Good luck with today’s trivia question: Which football coach holds the record for the longest tenure at one school among Southeastern Conference members?
Bear Bryant immediately comes to mind. He spent 25 years at Alabama. But he’s tied for second on the list, along with Vince Dooley of Georgia, Shug Jordan of Auburn and Bill Alexander of Georgia Tech.
Johnny Vaught of Ole Miss? 24-plus years.
Wally Butts of Georgia? Bobby Dodd of Georgia Tech? Tied for seventh with 22 years.
General Neyland at Tennessee? 21 years. Mike Donohue of Auburn (19 years) rounds out the top ten.
The man topping the list is Dan McGugin of Vanderbilt, who coached the Commodores for 30 years, from 1904-34. He missed the 1918 season while serving in The Great War.
McGugin posted a record of 197-55-19 for a winning percentage of .762. He set a standard of excellence for Vanderbilt football that has never been equaled.
A member of the National Football Foundation Hall of Fame, McGugin coached four undefeated teams, and 11 others lost a single time.
He was the first coach to utilize pulling guards to lead interference for backs, and the first to successfully invoke the onside kick.
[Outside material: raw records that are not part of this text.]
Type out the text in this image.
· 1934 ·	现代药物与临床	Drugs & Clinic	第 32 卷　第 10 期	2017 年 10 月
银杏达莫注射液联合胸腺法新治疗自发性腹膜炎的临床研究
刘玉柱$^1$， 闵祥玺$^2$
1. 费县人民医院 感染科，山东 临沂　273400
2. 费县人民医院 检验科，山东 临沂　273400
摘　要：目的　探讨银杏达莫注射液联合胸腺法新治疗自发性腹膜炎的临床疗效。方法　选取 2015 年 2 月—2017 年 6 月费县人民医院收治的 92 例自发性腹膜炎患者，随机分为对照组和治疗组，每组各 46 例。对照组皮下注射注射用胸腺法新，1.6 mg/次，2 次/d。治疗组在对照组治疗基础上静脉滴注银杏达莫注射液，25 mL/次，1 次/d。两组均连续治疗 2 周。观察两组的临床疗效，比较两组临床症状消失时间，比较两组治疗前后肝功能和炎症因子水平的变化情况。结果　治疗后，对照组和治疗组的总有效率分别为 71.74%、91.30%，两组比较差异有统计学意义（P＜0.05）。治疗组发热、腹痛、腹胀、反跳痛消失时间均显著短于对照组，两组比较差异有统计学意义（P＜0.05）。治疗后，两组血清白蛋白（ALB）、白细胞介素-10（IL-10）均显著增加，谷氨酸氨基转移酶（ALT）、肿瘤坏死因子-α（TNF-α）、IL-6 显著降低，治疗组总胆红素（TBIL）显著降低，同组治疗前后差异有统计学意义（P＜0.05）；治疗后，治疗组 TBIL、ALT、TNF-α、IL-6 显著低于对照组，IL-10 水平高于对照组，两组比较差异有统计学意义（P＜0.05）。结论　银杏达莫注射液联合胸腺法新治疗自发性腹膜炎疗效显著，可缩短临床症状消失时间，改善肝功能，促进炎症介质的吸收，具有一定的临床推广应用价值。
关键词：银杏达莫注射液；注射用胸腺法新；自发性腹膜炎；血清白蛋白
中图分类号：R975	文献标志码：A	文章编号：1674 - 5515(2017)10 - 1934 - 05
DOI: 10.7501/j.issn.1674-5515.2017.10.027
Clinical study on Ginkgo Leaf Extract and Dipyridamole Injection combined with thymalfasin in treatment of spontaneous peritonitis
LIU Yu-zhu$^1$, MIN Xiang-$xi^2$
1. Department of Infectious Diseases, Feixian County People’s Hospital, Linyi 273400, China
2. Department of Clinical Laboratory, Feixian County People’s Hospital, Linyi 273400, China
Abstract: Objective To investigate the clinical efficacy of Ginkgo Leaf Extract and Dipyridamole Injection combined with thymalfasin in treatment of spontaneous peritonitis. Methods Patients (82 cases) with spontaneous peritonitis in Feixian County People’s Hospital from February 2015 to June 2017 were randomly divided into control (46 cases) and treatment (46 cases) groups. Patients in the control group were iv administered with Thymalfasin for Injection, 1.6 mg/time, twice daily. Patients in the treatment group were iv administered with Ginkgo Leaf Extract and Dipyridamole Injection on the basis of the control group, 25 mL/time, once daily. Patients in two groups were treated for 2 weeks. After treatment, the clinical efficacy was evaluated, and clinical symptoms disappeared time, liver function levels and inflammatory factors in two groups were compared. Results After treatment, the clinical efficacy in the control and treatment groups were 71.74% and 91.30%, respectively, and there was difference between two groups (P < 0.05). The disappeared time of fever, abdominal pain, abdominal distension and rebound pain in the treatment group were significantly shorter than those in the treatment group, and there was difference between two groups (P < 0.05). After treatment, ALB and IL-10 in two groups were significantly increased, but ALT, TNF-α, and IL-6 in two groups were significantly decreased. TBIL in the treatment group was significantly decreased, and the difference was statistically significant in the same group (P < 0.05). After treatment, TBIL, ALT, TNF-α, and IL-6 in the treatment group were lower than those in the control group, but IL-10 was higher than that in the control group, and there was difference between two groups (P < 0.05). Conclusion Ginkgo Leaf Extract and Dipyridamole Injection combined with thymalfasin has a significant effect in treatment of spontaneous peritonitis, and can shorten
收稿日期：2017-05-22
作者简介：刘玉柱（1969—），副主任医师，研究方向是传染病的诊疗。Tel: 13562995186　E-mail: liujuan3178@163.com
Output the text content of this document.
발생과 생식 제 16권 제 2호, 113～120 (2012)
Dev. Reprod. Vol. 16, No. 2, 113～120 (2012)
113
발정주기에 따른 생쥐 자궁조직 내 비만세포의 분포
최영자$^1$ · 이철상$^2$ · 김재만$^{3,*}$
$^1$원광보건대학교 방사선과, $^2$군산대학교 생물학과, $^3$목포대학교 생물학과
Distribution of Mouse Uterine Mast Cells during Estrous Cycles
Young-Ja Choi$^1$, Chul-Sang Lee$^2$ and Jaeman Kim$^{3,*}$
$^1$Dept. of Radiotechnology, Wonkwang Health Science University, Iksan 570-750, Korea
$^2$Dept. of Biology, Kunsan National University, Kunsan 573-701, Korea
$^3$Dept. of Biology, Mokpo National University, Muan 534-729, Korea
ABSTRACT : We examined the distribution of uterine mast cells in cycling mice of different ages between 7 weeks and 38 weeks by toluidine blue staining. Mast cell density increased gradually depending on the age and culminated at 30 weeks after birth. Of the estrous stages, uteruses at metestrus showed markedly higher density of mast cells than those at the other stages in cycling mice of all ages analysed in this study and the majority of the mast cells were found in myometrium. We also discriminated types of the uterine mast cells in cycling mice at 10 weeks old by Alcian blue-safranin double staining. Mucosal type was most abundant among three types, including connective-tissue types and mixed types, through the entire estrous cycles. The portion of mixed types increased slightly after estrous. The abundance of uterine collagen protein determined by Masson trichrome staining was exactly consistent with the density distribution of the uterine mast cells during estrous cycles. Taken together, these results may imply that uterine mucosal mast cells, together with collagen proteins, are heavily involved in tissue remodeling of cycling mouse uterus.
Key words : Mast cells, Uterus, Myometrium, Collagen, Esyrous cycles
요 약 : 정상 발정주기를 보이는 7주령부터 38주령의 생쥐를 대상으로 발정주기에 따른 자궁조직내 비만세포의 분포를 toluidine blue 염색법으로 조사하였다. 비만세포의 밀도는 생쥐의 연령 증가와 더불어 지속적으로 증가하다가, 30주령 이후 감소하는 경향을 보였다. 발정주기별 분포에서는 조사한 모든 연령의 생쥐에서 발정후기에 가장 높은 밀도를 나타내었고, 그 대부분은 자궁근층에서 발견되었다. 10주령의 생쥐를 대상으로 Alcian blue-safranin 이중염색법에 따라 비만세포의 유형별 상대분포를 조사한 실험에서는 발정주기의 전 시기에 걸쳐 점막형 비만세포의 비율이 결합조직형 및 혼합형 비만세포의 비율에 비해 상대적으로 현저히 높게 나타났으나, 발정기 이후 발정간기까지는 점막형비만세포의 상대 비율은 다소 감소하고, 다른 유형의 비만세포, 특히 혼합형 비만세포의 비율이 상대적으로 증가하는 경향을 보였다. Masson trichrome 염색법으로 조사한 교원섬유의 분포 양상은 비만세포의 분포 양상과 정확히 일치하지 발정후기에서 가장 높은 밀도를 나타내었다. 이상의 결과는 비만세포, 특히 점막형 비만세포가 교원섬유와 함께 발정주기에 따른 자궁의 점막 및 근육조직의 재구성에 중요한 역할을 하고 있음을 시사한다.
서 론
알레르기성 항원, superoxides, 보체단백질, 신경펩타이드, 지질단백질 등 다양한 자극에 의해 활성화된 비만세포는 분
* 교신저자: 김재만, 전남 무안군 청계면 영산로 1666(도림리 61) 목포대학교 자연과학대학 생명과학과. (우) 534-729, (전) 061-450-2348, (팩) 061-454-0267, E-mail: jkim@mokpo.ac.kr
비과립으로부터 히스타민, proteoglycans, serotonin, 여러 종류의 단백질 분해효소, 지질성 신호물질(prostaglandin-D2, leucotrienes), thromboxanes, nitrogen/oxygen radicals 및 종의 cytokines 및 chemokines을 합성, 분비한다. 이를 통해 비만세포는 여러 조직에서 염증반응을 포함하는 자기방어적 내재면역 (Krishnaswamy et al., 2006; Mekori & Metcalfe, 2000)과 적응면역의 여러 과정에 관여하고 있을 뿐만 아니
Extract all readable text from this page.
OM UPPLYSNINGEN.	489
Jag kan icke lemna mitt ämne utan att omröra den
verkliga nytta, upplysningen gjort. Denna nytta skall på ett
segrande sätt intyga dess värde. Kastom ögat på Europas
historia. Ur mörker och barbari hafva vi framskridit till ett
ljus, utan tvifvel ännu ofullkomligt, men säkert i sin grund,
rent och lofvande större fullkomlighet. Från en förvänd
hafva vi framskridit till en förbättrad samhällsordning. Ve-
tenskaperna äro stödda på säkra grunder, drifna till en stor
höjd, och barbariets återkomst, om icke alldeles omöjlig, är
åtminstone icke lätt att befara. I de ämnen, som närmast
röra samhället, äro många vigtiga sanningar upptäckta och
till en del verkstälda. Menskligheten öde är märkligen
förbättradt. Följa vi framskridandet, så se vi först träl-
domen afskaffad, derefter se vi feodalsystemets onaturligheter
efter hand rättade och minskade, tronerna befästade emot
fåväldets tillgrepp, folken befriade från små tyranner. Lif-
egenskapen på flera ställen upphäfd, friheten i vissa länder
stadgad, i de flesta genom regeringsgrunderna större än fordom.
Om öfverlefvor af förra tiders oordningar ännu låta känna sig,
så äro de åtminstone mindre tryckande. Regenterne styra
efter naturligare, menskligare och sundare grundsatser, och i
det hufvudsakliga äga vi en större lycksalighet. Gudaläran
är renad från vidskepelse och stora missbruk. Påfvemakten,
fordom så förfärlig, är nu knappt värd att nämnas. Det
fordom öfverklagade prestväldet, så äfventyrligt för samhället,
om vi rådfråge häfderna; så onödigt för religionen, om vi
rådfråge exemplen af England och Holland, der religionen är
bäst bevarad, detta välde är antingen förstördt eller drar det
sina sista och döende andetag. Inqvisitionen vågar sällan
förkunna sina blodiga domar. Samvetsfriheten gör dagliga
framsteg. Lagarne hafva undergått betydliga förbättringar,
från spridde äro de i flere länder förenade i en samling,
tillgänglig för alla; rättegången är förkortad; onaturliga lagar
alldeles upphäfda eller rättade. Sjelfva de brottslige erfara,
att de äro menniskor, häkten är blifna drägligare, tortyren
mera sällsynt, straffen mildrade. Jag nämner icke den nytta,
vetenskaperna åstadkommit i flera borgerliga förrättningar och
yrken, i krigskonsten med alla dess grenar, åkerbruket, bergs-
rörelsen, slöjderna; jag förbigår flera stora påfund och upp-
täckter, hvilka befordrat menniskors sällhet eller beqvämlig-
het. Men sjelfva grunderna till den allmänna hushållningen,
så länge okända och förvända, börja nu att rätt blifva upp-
McGugin was also an early proponent of the forward pass.
McGugin proved so successful that when Dudley Field opened in 1922, it was the largest football facility in the South. When Tennessee hired Robert Neyland in 1926, they charged the future General with finding a way to beat McGugin.
According to football historian Fred Russell, McGugin was "responsible, more than any other man, for southern football gaining national recognition."
McGugin was born in Ringgold County, Iowa, on July 29, 1879. At an 1896 church service, he became fascinated by a baton twirler, of all things. After the service, McGugin asked about learning to twirl.
The twirler, W. W. Wharton, also happened to be the football coach at Drake University. Noting McGugin’s size, Wharton invited McGugin to come to Drake — and taught him how to play football.
After playing at Drake for two years, McGugin enrolled in Law School at the University of Michigan. He arrived in Ann Arbor simultaneously with Fielding "Hurry Up" Yost, the greatest coach of the early 1900’s.
McGugin played two years for Yost. He played in the very first Rose Bowl game, as Michigan defeated Stanford 49-0 on Jan. 1, 1902. He then spent a year as Yost’s assistant coach, while he earned his law degree.
In 1904, Yost recommended McGugin for the head coaching position at Vanderbilt. McGugin applied but, before he received a reply, was offered the head coaching job at Western Reserve in Cleveland. Western demanded an immediate reply.
McGugin wired his acceptance to Western. Upon arriving back home, he received a wire from Vanderbilt, offering him their job. McGugin decided he’d take the Vanderbilt job if he could recall his telegram to Western. The recall occurred three minutes before delivery.
McGugin made an unprecedented arrival in Nashville. In his first game, Vanderbilt thrashed Mississippi State 61-0. Then they trounced Georgetown (Kentucky) 66-0. Finally, they walloped Ole Miss 69-0. McGugin remains the only coach in history to open his career with three straight 60-point wins.
McGugin and Yost remained close. Yost was the best man at McGugin’s wedding, and wound up marrying the twin sister of McGugin’s wife. The two lived in Nashville in the offseason and practiced law together.
That friendship produced one of the first great inter-sectional rivalries in college football. In fact, it was Yost’s Michigan team that agreed to play in the inaugural game at Dudley Field.
McGugin pulled out all the stops for his pre-game pep talk. As related by Benny Friedman in Liberty Magazine, McGugin went over to a locker room window and pointed to a cemetery near the stadium.
"Boys, over in yonder cemetery lie your forebears, the Confederate dead. They fought and they died for the South where you were born, the South that you love.
"And who filled those graves over yonder with Confederate dead? The forefathers of the boys whom you are going to play in a few minutes."
Vanderbilt went out and played mighty Michigan to a scoreless tie.
One of McGugin’s All-Americans, Pete Gracey, told Russell a story that appeared in Russell’s book, "Bury Me In An Old Pressbox:
"In my first varsity year, the night before we played Georgia Tech, coach McGugin casually walked up to me in the lobby of our hotel, put his arm around my shoulder, and sorta whispered, ‘I was with some Atlanta newspapermen this afternoon, and I told them you were the finest sophomore center I had ever coached. I hope that I haven’t made it embarrassing for you.’
"We beat Tech, 49-7. Afterward, I talked to seven other players, and you know, coach McGugin told them all the same thing he told me!"
After retiring as football coach, McGugin continued as Vanderbilt’s athletics director, and kept practicing law. He died on January 19, 1936, of a massive heart attack, at the age of 56.
Vanderbilt football hasn’t been the same since.